Upon returning to the UK to accept my place at Cambridge, I once again shot myself in the ‘chronically busy’ foot. Simultaneously, though, I fulfilled a childhood dream I’d worked so hard for. Indeed, it is this childhood dream we can blame for my failure in my ‘get more sleep’ resolution.
Amid quite a turbulent year, there has been so much beauty. Looking back now, I think of how perfect everything felt spending my 18th birthday surrounded by so many people I love. I think of that nostalgic feeling of coming-of-age, and saying goodbye to my school. How free and at peace I felt backpacking my summer away, and the feeling of hugging my family again when I got home.
How excited my dog was to see me at the train station. That funny self-consciousness of moving to uni, and then all the surrealism of the gowns, the moment I signed Caius’ matriculation book, and then the anticipatory agitation before my first supervision.
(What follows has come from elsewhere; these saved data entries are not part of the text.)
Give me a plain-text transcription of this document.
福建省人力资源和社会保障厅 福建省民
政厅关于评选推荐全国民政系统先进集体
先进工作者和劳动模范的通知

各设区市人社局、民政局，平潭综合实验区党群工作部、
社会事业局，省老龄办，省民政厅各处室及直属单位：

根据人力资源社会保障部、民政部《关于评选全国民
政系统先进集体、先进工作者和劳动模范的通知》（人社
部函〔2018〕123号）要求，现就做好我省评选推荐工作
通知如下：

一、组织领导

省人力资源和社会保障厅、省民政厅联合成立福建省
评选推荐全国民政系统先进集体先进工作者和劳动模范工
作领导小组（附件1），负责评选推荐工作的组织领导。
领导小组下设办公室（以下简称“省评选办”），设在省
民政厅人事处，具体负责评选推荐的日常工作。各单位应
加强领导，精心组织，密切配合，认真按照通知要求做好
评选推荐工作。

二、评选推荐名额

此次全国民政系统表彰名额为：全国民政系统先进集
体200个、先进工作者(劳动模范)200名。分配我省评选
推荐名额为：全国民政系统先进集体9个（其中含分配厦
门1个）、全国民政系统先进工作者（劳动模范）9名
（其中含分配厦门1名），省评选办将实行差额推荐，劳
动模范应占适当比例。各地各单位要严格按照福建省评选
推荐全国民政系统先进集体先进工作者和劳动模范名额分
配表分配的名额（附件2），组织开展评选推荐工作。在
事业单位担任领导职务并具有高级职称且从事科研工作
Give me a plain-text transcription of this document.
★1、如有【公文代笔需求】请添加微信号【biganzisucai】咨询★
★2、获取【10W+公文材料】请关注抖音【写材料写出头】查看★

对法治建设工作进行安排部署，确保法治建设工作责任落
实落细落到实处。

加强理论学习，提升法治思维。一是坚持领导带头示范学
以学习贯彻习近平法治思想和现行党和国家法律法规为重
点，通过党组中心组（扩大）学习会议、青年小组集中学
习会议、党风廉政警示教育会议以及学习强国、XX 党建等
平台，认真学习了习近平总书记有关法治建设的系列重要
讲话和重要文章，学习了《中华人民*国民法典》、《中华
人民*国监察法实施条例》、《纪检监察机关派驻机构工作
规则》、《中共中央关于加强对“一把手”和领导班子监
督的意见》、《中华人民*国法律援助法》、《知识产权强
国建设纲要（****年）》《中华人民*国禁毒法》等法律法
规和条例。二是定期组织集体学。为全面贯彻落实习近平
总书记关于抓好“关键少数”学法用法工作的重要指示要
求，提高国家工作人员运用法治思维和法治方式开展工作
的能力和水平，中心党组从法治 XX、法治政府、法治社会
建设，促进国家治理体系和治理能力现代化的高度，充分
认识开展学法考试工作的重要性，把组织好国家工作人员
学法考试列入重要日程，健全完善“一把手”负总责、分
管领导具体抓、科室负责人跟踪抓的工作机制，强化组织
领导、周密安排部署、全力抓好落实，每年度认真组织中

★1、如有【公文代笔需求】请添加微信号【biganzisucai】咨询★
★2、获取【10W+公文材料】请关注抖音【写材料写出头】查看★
The poignance of going home after my first Michaelmas term, saying goodbye to my friends I’ve made here, and then the euphoria of being reunited with my friends at home. How happy it made my inner child to finally be able to spend a proper Christmas with my grandparents again.
How lucky I am to have lived a year of such love and experience.
I do think that the New Year is the perfect time for reflection, but reflection doesn’t have to be self-criticism. Instead, let’s try and look back at 2022 for all of its blessings, and look forward to 2023 with optimism.